Jochen Stanzl begann seine Karriere in der Finanzdienstleistungsbranche als Mitbegründer der BörseGo AG (jetzt stock3 AG), wo er 18 Jahre lang mit den Marken GodmodeTrader sowie Guidants arbeitete und Marktkommentare und Finanzanalysen erstellte.

Er kam im Jahr 2015 nach Frankfurt zu CMC Markets Deutschland, um seine langjährige Erfahrung einzubringen, mit deren Hilfe er die Finanzmärkte analysiert und aufschlussreiche Stellungnahmen für Medien wie auch für Kunden verfasst. Er ist zu Gast bei TV-Sendern wie Welt, Tagesschau oder n-tv, wird zitiert von Reuters, Handelsblatt oder DPA und sendet seine Einschätzungen über Livestreams auf CMC TV.
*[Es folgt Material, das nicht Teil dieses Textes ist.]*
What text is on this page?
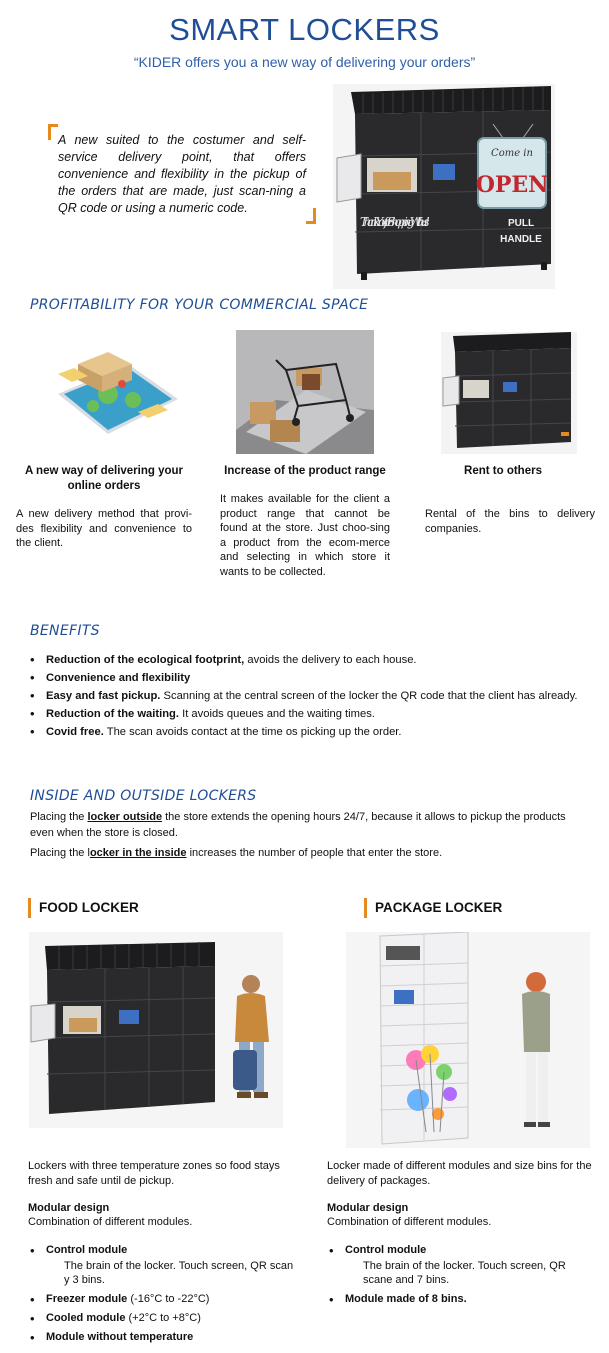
SMART LOCKERS
“KIDER offers you a new way of delivering your orders”
A new suited to the costumer and self-service delivery point, that offers convenience and flexibility in the pickup of the orders that are made, just scan-ning a QR code or using a numeric code.
Come in
OPEN
Thank You for Shopping With us!	PULL
HANDLE
PROFITABILITY FOR YOUR COMMERCIAL SPACE
A new way of delivering your online orders
A new delivery method that provi-des flexibility and convenience to the client.
Increase of the product range
It makes available for the client a product range that cannot be found at the store. Just choo-sing a product from the ecom-merce and selecting in which store it wants to be collected.
Rent to others
Rental of the bins to delivery companies.
BENEFITS
• Reduction of the ecological footprint, avoids the delivery to each house.
• Convenience and flexibility
• Easy and fast pickup. Scanning at the central screen of the locker the QR code that the client has already.
• Reduction of the waiting. It avoids queues and the waiting times.
• Covid free. The scan avoids contact at the time os picking up the order.
INSIDE AND OUTSIDE LOCKERS
Placing the locker outside the store extends the opening hours 24/7, because it allows to pickup the products even when the store is closed.
Placing the locker in the inside increases the number of people that enter the store.
FOOD LOCKER
Lockers with three temperature zones so food stays fresh and safe until de pickup.
Modular design
Combination of different modules.
• Control module
The brain of the locker. Touch screen, QR scan y 3 bins.
• Freezer module (-16°C to -22°C)
• Cooled module (+2°C to +8°C)
• Module without temperature
PACKAGE LOCKER
Locker made of different modules and size bins for the delivery of packages.
Modular design
Combination of different modules.
• Control module
The brain of the locker. Touch screen, QR scane and 7 bins.
• Module made of 8 bins.
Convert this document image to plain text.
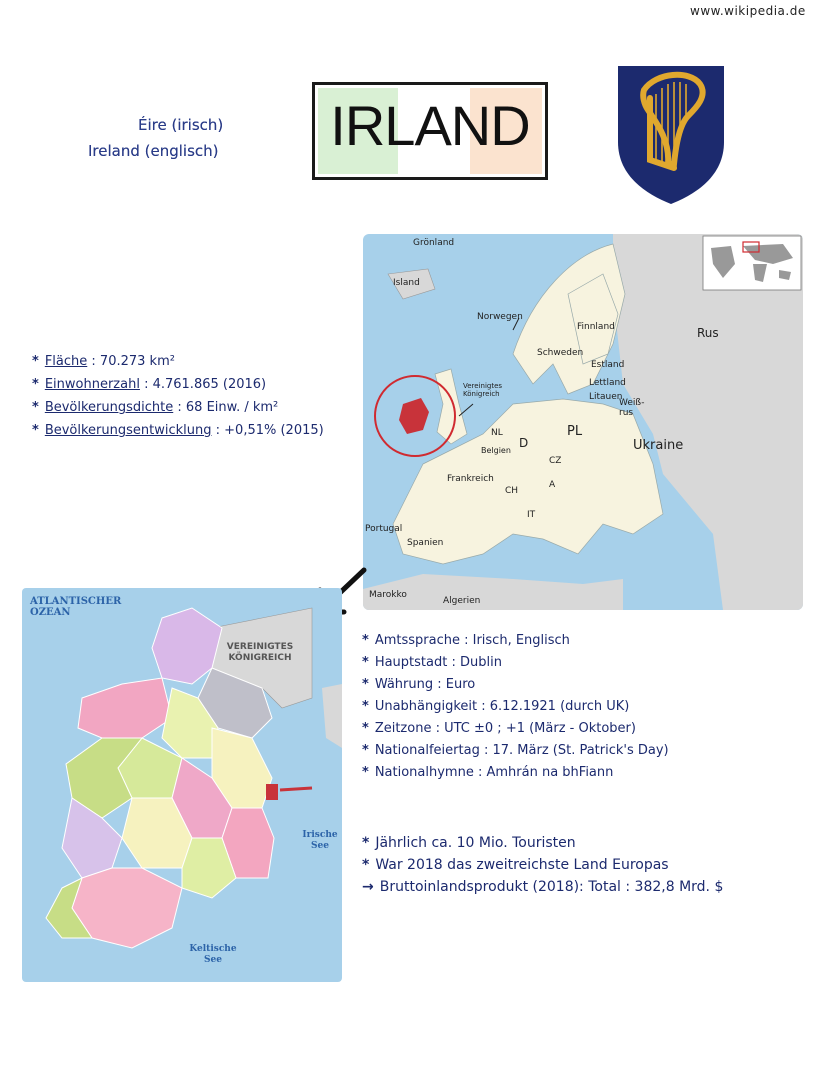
www.wikipedia.de
Éire (irisch)
Ireland (englisch) IRLAND
* Fläche : 70.273 km²
* Einwohnerzahl : 4.761.865 (2016)
* Bevölkerungsdichte : 68 Einw. / km²
* Bevölkerungsentwicklung : +0,51% (2015)
Grönland
Island
Norwegen
Finnland	Rus
Schweden
Estland
Lettland
Litauen
Weiß-rus
Vereinigtes Königreich
NL
Belgien
D
PL
CZ
Ukraine
Frankreich
CH
A
IT
Portugal
Spanien
Marokko
Algerien
ATLANTISCHER OZEAN
VEREINIGTES KÖNIGREICH
Irische See
Keltische See
* Amtssprache : Irisch, Englisch
* Hauptstadt : Dublin
* Währung : Euro
* Unabhängigkeit : 6.12.1921 (durch UK)
* Zeitzone : UTC ±0 ; +1 (März - Oktober)
* Nationalfeiertag : 17. März (St. Patrick's Day)
* Nationalhymne : Amhrán na bhFiann
* Jährlich ca. 10 Mio. Touristen
* War 2018 das zweitreichste Land Europas
→ Bruttoinlandsprodukt (2018): Total : 382,8 Mrd. $
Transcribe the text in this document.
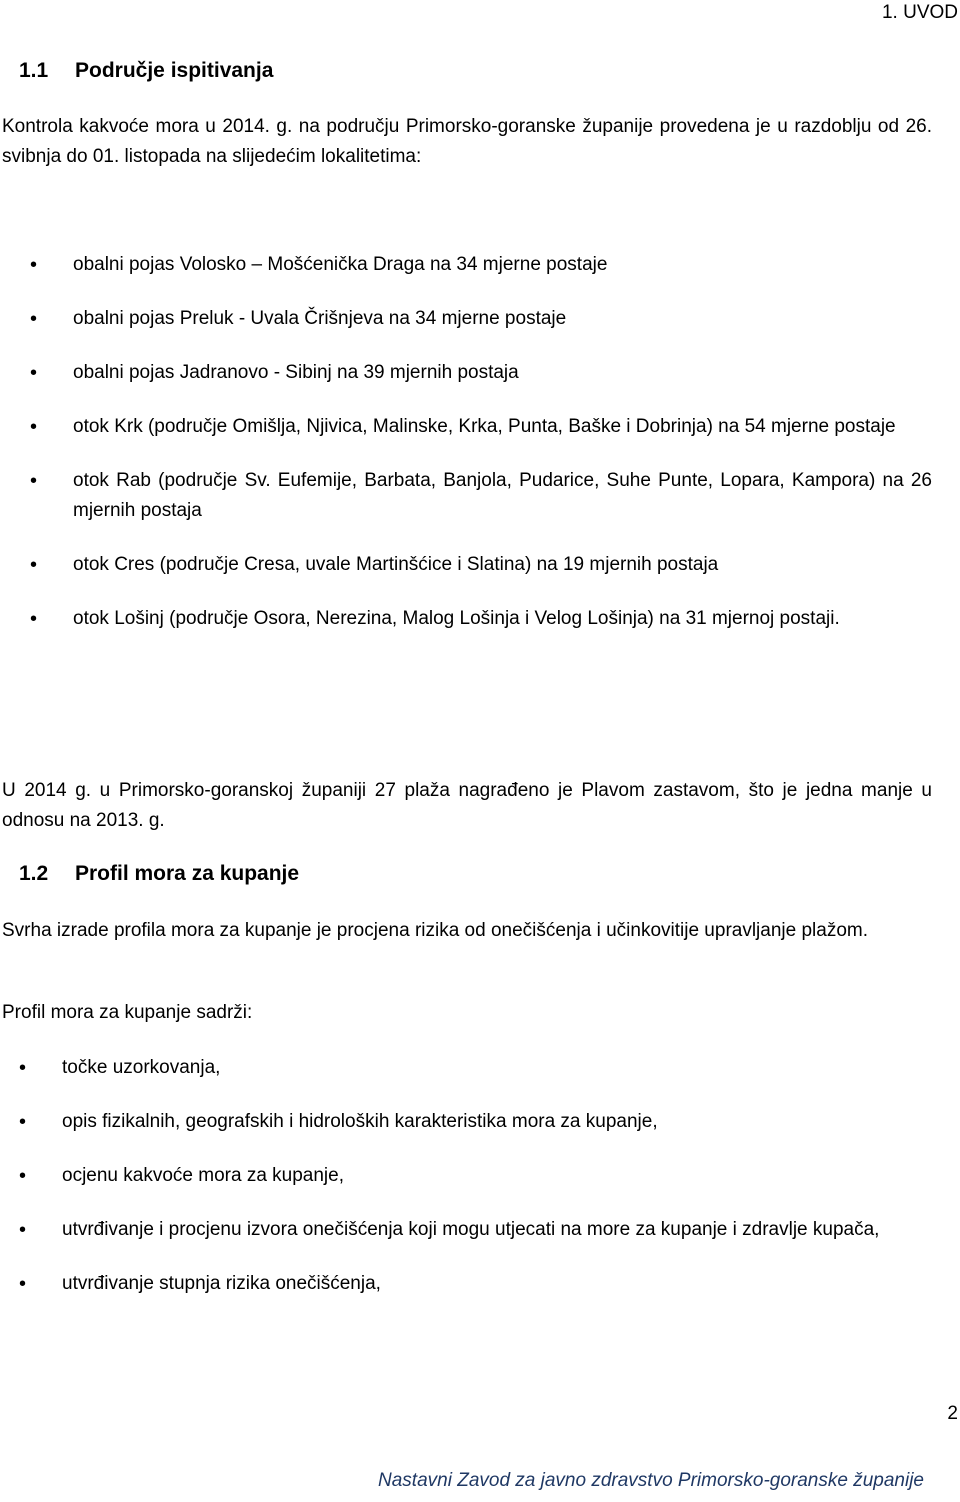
1. UVOD
1.1 Područje ispitivanja
Kontrola kakvoće mora u 2014. g. na području Primorsko-goranske županije provedena je u razdoblju od 26. svibnja do 01. listopada na slijedećim lokalitetima:
• obalni pojas Volosko – Mošćenička Draga na 34 mjerne postaje
• obalni pojas Preluk - Uvala Črišnjeva na 34 mjerne postaje
• obalni pojas Jadranovo - Sibinj na 39 mjernih postaja
• otok Krk (područje Omišlja, Njivica, Malinske, Krka, Punta, Baške i Dobrinja) na 54 mjerne postaje
• otok Rab (područje Sv. Eufemije, Barbata, Banjola, Pudarice, Suhe Punte, Lopara, Kampora) na 26 mjernih postaja
• otok Cres (područje Cresa, uvale Martinšćice i Slatina) na 19 mjernih postaja
• otok Lošinj (područje Osora, Nerezina, Malog Lošinja i Velog Lošinja) na 31 mjernoj postaji.
U 2014 g. u Primorsko-goranskoj županiji 27 plaža nagrađeno je Plavom zastavom, što je jedna manje u odnosu na 2013. g.
1.2 Profil mora za kupanje
Svrha izrade profila mora za kupanje je procjena rizika od onečišćenja i učinkovitije upravljanje plažom.
Profil mora za kupanje sadrži:
• točke uzorkovanja,
• opis fizikalnih, geografskih i hidroloških karakteristika mora za kupanje,
• ocjenu kakvoće mora za kupanje,
• utvrđivanje i procjenu izvora onečišćenja koji mogu utjecati na more za kupanje i zdravlje kupača,
• utvrđivanje stupnja rizika onečišćenja,
2
Nastavni Zavod za javno zdravstvo Primorsko-goranske županije
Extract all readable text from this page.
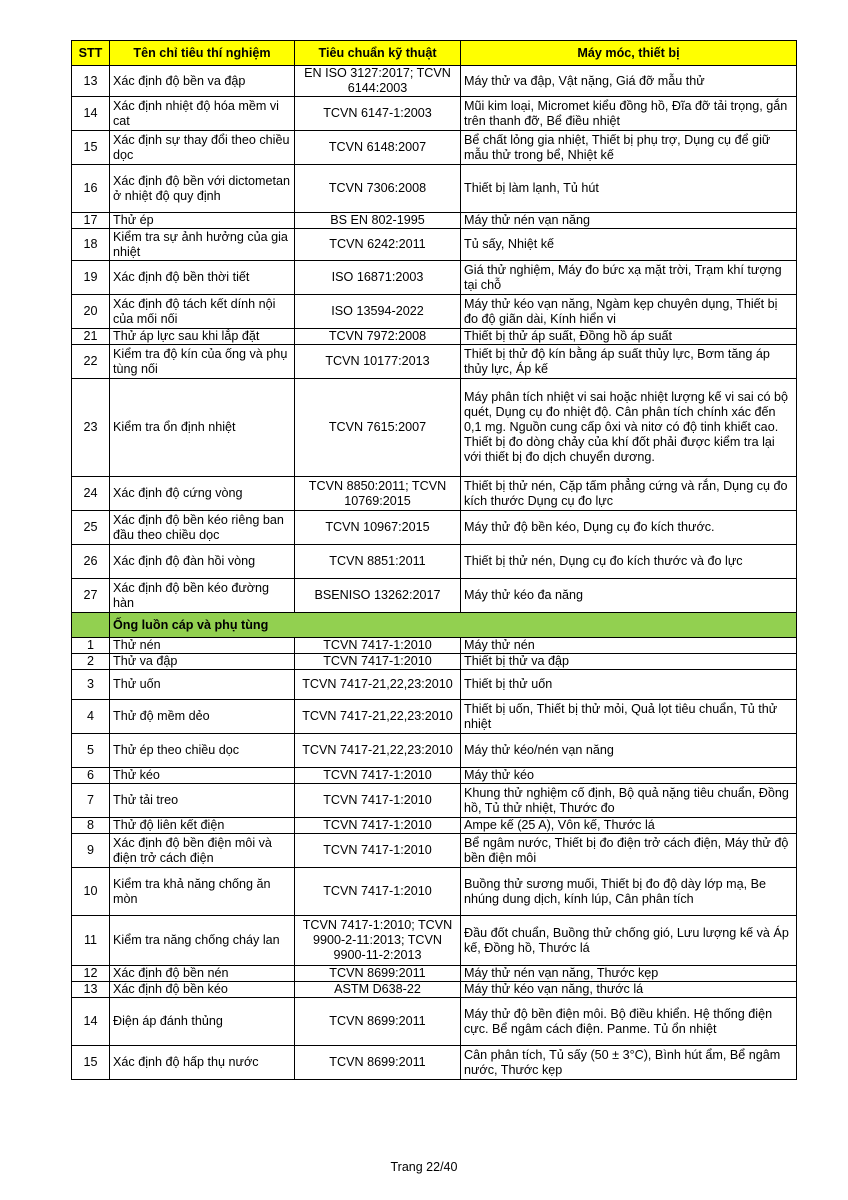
STT	Tên chỉ tiêu thí nghiệm	Tiêu chuẩn kỹ thuật	Máy móc, thiết bị
13	Xác định độ bền va đập	EN ISO 3127:2017; TCVN 6144:2003	Máy thử va đập, Vật nặng, Giá đỡ mẫu thử
14	Xác định nhiệt độ hóa mềm vi cat	TCVN 6147-1:2003	Mũi kim loại, Micromet kiểu đồng hồ, Đĩa đỡ tải trọng, gắn trên thanh đỡ, Bể điều nhiệt
15	Xác định sự thay đổi theo chiều dọc	TCVN 6148:2007	Bể chất lỏng gia nhiệt, Thiết bị phụ trợ, Dụng cụ để giữ mẫu thử trong bể, Nhiệt kế
16	Xác định độ bền với dictometan ở nhiệt độ quy định	TCVN 7306:2008	Thiết bị làm lạnh, Tủ hút
17	Thử ép	BS EN 802-1995	Máy thử nén vạn năng
18	Kiểm tra sự ảnh hưởng của gia nhiệt	TCVN 6242:2011	Tủ sấy, Nhiệt kế
19	Xác định độ bền thời tiết	ISO 16871:2003	Giá thử nghiệm, Máy đo bức xạ mặt trời, Trạm khí tượng tại chỗ
20	Xác định độ tách kết dính nội của mối nối	ISO 13594-2022	Máy thử kéo vạn năng, Ngàm kẹp chuyên dụng, Thiết bị đo độ giãn dài, Kính hiển vi
21	Thử áp lực sau khi lắp đặt	TCVN 7972:2008	Thiết bị thử áp suất, Đồng hồ áp suất
22	Kiểm tra độ kín của ống và phụ tùng nối	TCVN 10177:2013	Thiết bị thử độ kín bằng áp suất thủy lực, Bơm tăng áp thủy lực, Áp kế
23	Kiểm tra ổn định nhiệt	TCVN 7615:2007	Máy phân tích nhiệt vi sai hoặc nhiệt lượng kế vi sai có bộ quét, Dụng cụ đo nhiệt độ. Cân phân tích chính xác đến 0,1 mg. Nguồn cung cấp ôxi và nitơ có độ tinh khiết cao. Thiết bị đo dòng chảy của khí đốt phải được kiểm tra lại với thiết bị đo dịch chuyển dương.
24	Xác định độ cứng vòng	TCVN 8850:2011; TCVN 10769:2015	Thiết bị thử nén, Cặp tấm phẳng cứng và rắn, Dụng cụ đo kích thước Dụng cụ đo lực
25	Xác định độ bền kéo riêng ban đầu theo chiều dọc	TCVN 10967:2015	Máy thử độ bền kéo, Dụng cụ đo kích thước.
26	Xác định độ đàn hồi vòng	TCVN 8851:2011	Thiết bị thử nén, Dụng cụ đo kích thước và đo lực
27	Xác định độ bền kéo đường hàn	BSENISO 13262:2017	Máy thử kéo đa năng
	Ống luồn cáp và phụ tùng		
1	Thử nén	TCVN 7417-1:2010	Máy thử nén
2	Thử va đập	TCVN 7417-1:2010	Thiết bị thử va đập
3	Thử uốn	TCVN 7417-21,22,23:2010	Thiết bị thử uốn
4	Thử độ mềm dẻo	TCVN 7417-21,22,23:2010	Thiết bị uốn, Thiết bị thử mỏi, Quả lọt tiêu chuẩn, Tủ thử nhiệt
5	Thử ép theo chiều dọc	TCVN 7417-21,22,23:2010	Máy thử kéo/nén vạn năng
6	Thử kéo	TCVN 7417-1:2010	Máy thử kéo
7	Thử tải treo	TCVN 7417-1:2010	Khung thử nghiệm cố định, Bộ quả nặng tiêu chuẩn, Đồng hồ, Tủ thử nhiệt, Thước đo
8	Thử độ liên kết điện	TCVN 7417-1:2010	Ampe kế (25 A), Vôn kế, Thước lá
9	Xác định độ bền điện môi và điện trở cách điện	TCVN 7417-1:2010	Bể ngâm nước, Thiết bị đo điện trở cách điện, Máy thử độ bền điện môi
10	Kiểm tra khả năng chống ăn mòn	TCVN 7417-1:2010	Buồng thử sương muối, Thiết bị đo độ dày lớp mạ, Be nhúng dung dịch, kính lúp, Cân phân tích
11	Kiểm tra năng chống cháy lan	TCVN 7417-1:2010; TCVN 9900-2-11:2013; TCVN 9900-11-2:2013	Đầu đốt chuẩn, Buồng thử chống gió, Lưu lượng kế và Áp kế, Đồng hồ, Thước lá
12	Xác định độ bền nén	TCVN 8699:2011	Máy thử nén vạn năng, Thước kẹp
13	Xác định độ bền kéo	ASTM D638-22	Máy thử kéo vạn năng, thước lá
14	Điện áp đánh thủng	TCVN 8699:2011	Máy thử độ bền điện môi. Bộ điều khiển. Hệ thống điện cực. Bể ngâm cách điện. Panme. Tủ ổn nhiệt
15	Xác định độ hấp thụ nước	TCVN 8699:2011	Cân phân tích, Tủ sấy (50 ± 3°C), Bình hút ẩm, Bể ngâm nước, Thước kẹp
Trang 22/40
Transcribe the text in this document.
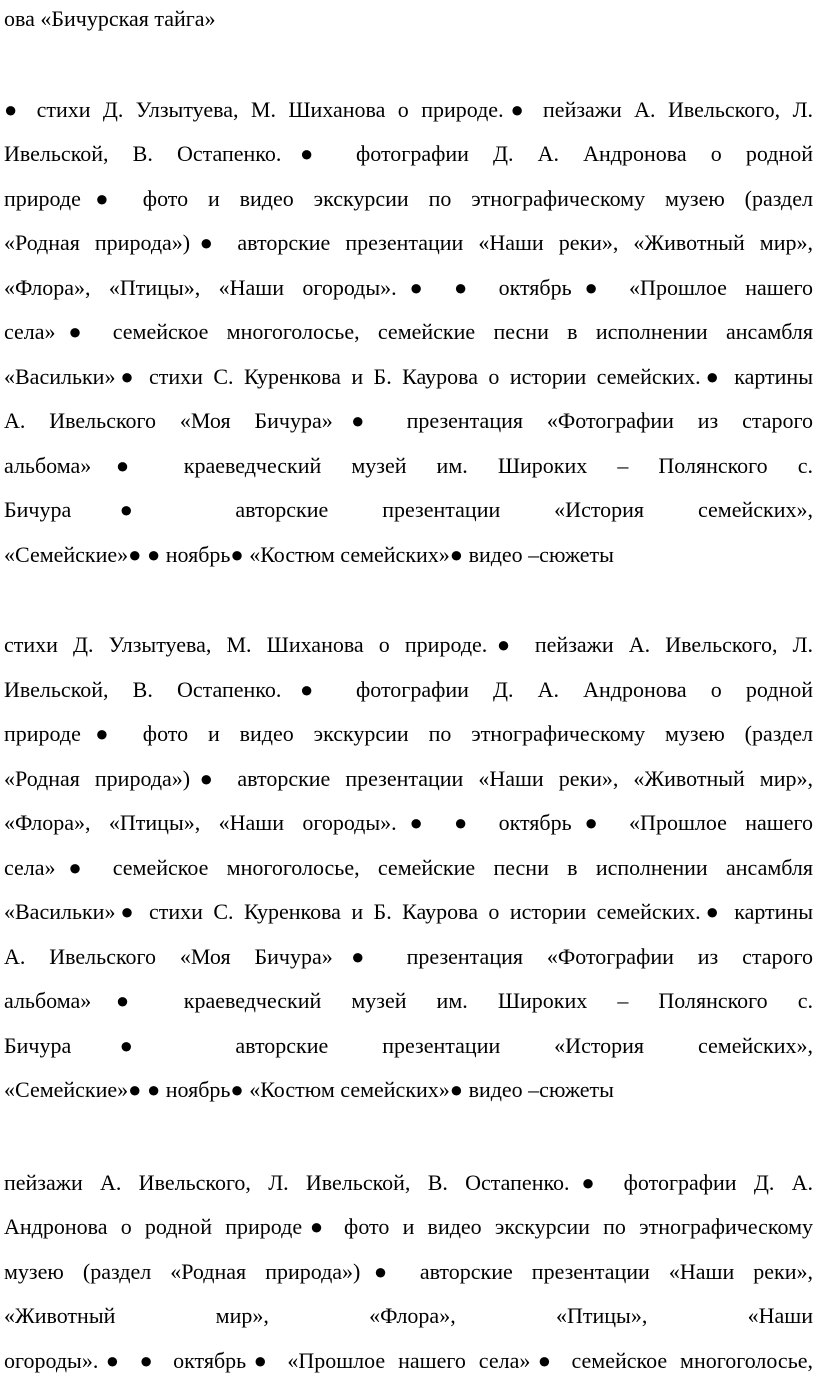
ова «Бичурская тайга»
● стихи Д. Улзытуева, М. Шиханова о природе.● пейзажи А. Ивельского, Л.
Ивельской, В. Остапенко.● фотографии Д. А. Андронова о родной
природе● фото и видео экскурсии по этнографическому музею (раздел
«Родная природа»)● авторские презентации «Наши реки», «Животный мир»,
«Флора», «Птицы», «Наши огороды».● ● октябрь● «Прошлое нашего
села»● семейское многоголосье, семейские песни в исполнении ансамбля
«Васильки»● стихи С. Куренкова и Б. Каурова о истории семейских.● картины
А. Ивельского «Моя Бичура»● презентация «Фотографии из старого
альбома»● краеведческий музей им. Широких – Полянского с.
Бичура● авторские презентации «История семейских»,
«Семейские»● ● ноябрь● «Костюм семейских»● видео –сюжеты
стихи Д. Улзытуева, М. Шиханова о природе.● пейзажи А. Ивельского, Л.
Ивельской, В. Остапенко.● фотографии Д. А. Андронова о родной
природе● фото и видео экскурсии по этнографическому музею (раздел
«Родная природа»)● авторские презентации «Наши реки», «Животный мир»,
«Флора», «Птицы», «Наши огороды».● ● октябрь● «Прошлое нашего
села»● семейское многоголосье, семейские песни в исполнении ансамбля
«Васильки»● стихи С. Куренкова и Б. Каурова о истории семейских.● картины
А. Ивельского «Моя Бичура»● презентация «Фотографии из старого
альбома»● краеведческий музей им. Широких – Полянского с.
Бичура● авторские презентации «История семейских»,
«Семейские»● ● ноябрь● «Костюм семейских»● видео –сюжеты
пейзажи А. Ивельского, Л. Ивельской, В. Остапенко.● фотографии Д. А.
Андронова о родной природе● фото и видео экскурсии по этнографическому
музею (раздел «Родная природа»)● авторские презентации «Наши реки»,
«Животный мир», «Флора», «Птицы», «Наши
огороды».● ● октябрь● «Прошлое нашего села»● семейское многоголосье,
Jochen Stanzl verfolgt einen kombinierten Ansatz, der technische und fundamentale Analysen einbezieht. Dabei steht das 123-Muster, Kerzencharts und das Preisverhalten an wichtigen, neuralgischen Punkten im Vordergrund. Jochen Stanzl ist Certified Financial Technician” (CFTe) beim Internationalen Verband der technischen Analysten IFTA.